President-elect Donald Trump on Friday tweeted that Mexico will reimburse American taxpayers for a new border wall and that U.S. money spent will be for the “sake of speed.”
His tweet came as congressional Republicans and his top aides consider a plan to ask Congress to ensure money is available in U.S. coffers for the wall without passing any new legislation. Instead, they would rely on existing law that already authorizes fencing and other technology along the southern border.
The potential approach was disclosed Thursday by two congressional officials and a senior transition official with knowledge of the discussions; all spoke on condition of anonymity because they were not authorized to discuss the matter publicly.

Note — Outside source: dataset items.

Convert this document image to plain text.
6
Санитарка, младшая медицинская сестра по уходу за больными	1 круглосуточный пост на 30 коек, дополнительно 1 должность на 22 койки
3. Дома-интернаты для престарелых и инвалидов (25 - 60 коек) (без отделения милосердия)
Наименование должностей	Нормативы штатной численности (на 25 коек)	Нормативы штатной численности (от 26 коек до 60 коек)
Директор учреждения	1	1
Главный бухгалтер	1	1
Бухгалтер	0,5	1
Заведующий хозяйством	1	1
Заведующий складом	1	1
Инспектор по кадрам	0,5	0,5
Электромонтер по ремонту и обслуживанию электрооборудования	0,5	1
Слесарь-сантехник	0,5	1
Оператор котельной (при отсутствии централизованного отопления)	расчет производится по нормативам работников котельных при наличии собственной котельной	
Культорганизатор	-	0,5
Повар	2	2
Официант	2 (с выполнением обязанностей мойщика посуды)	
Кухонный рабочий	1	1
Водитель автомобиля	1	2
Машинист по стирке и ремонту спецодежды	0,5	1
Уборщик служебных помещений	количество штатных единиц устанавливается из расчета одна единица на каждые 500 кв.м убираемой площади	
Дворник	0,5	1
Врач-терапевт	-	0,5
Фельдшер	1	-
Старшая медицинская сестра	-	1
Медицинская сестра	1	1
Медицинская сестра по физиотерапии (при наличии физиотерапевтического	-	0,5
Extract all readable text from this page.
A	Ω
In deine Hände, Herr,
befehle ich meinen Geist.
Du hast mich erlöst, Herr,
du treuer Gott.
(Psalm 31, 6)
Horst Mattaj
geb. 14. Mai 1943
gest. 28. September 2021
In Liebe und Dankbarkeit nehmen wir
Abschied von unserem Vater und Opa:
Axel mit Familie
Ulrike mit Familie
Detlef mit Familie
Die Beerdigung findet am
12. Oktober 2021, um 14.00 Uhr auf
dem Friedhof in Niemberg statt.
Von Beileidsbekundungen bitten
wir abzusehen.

Trump said in a tweet early Friday: “The dishonest media does not report that any money spent on building the Great Wall (for sake of speed), will be paid back by Mexico later!” Mexico’s president and other senior officials have repeatedly insisted that Mexico won’t pay for a wall.
During his campaign, Trump repeatedly told voters that if elected he would build a wall along the U.S. southern border and make Mexico pay for it.
But Trump never settled on a mechanism for how Mexico would pay. He floated various options, including compelling the country to cover the cost through higher visa and border-crossing fees and threatening to target billions of dollars in remittances sent home by immigrants living in the U.S.
Trump transition spokesman Sean Spicer said putting U.S. money up-front “doesn’t mean he’s broken his promise.” In an interview Friday on ABC, Spicer said: “I think he’s going to continue to talk to them (the Mexican government) about that.”
The approach could also stave off a legislative fight that Trump might lose if he tried to get Congress to pass a measure authorizing the kind of border wall he promised during the campaign.
It’s not clear how much could be done along the 2,000-mile border without additional actions by Congress. Lawmakers passed the Secure Fence Act of 2006, but most of those 700 miles have already been built. Some areas are in much better shape than others, though, and long stretches are made up of fencing that stops vehicles but not pedestrians.